Барышня ахнула, припав высокой грудью к краю борта, словно порываясь спасти свою шляпку, но ветер, дразнясь, задорно перевернул её на лету, помахав хозяйке на прощание коралловым пером, и посадил шляпку прямо на воду. Она преспокойно поплыла по таящей глубину поверхности заметным красным буйком.

…Бросив тряпку, он привычной рыбкой прыгнул в воду и, не слыша уже криков переполоха, поднявшегося на верхней и нижних палубах, споря с течением, в несколько взмахов догнал удаляющуюся шляпку, которая экзотической коралловой птицей преспокойно плыла по волжским волнам…

Когда его подняли обратно на борт и он, промокший насквозь, в облепившем сильный торс тельнике, с которого лилась речная вода, лично вручил взволнованной барышне почти сухую шляпку, диковинное перо на которой нисколько не пострадало и не выдало своего истинного окраса, она вдруг вновь сделалась радостной, будто улетучилось мимолётное хмурое облако, на мгновение закрывшее сиявшее небо.

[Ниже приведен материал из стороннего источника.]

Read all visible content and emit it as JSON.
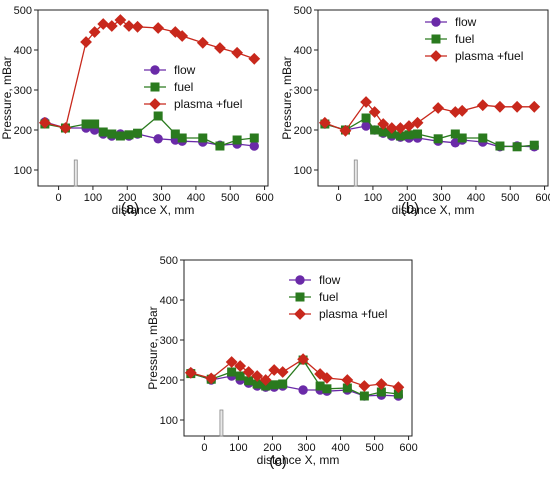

Он успел рассмотреть, что барышня не так уж и красива лицом, скорее – обычна, но черты её благородны, а улыбка – ослепительная, сияющая, солнечная, обнажившая ровные жемчужные зубы, улыбка, на сей раз подаренная лично ему, – была стократ прекраснее её безупречного наряда, прекраснее кораллового пера на шляпке, прекраснее самого солнечного и чудесного дня…

…Возвращаясь к ведру и тряпке и не вслушиваясь в ворчание боцмана, вполголоса бранившего его, он думал о том, что всё в этой жизни находится на своём месте: такие, как она, живут, чтобы красоваться, такие, как он, – чтобы работать…


***


В низком небе беженцами толпились тяжёлые серые тучи – все, как одна, похожие друг на друга, увешанные поклажей, смурные… Они спешили пересечь границу. Под тучами, слегка касаясь их нищих роб на низком горизонте, лежал, отливая сталью, металлический лист залива… Холодные волны окатывали камни на берегу, которые, казалось, намеревались броситься вплавь вслед за тучами, ибо мест на судне им уже не хватило…

В чёрном бушлате и бескозырке, лента которой сменила надпись, в запрещённых революционных брюках клёш, он нёс дежурство. В руке держал ружьё штыком вверх, плечо опоясывала широкая красная лента. Мимо него проходило много людей – все мрачные, удручённые, спешащие, старающиеся не глядеть в глаза… Люди с узлами и чемоданами, люди отчаявшиеся и вмиг ставшие бесприютными…

Это всё былые господа, которые когда-то вольны были казнить и миловать, которым надлежало отдавать честь при встрече под угрозой телесных наказаний, которым принадлежали суда и города, усадьбы, торговые дома, фабрики – вся жизнь…

Уже прогремел холостой выстрел с «Авроры», уже пал Зимний, и былая жизнь отступила в прошлое… Теперь не будет господ и холопов, теперь все будут равны. Всё будет по справедливости.

Оглядывая невнимательным взглядом толпу этих серых людей, с которых вмиг словно смыло все краски вместе с сословной спесью и высокомерием высокородных, он изредка думал о том, что ведь они такие же, в сущности, люди, как и он, как и все, люди, которым бывает холодно и голодно, тоскливо и бесприютно, которые, может быть, тоже нуждаются в сочувствии и помощи… И вдруг одно из серых невыразительных лиц показалось ему знакомым.

Это была молодая женщина в мешковатом крестьянском саке, запахнутом на груди и перевязанном простым кушаком, в грубом шерстяном платке, закрывавшим всю голову и шею, из серого кокона которого белело только её лицо. В одной руке она несла уродливый узел, в другой держала ладошку маленького, тщательно укутанного ребёнка…

…Ни о какой шляпке с коралловыми перьями не было и помину – так же, как и о кружевном зонтике, и о нитке жемчужных бус… Всё это безвозвратно осталось в прошлом. Сияющая улыбка, способная очаровать само солнце, тоже исчезла, будто и не бывало. Она заметно похудела, слегка постарела, бледное лицо её хранило следы слёз и лишений.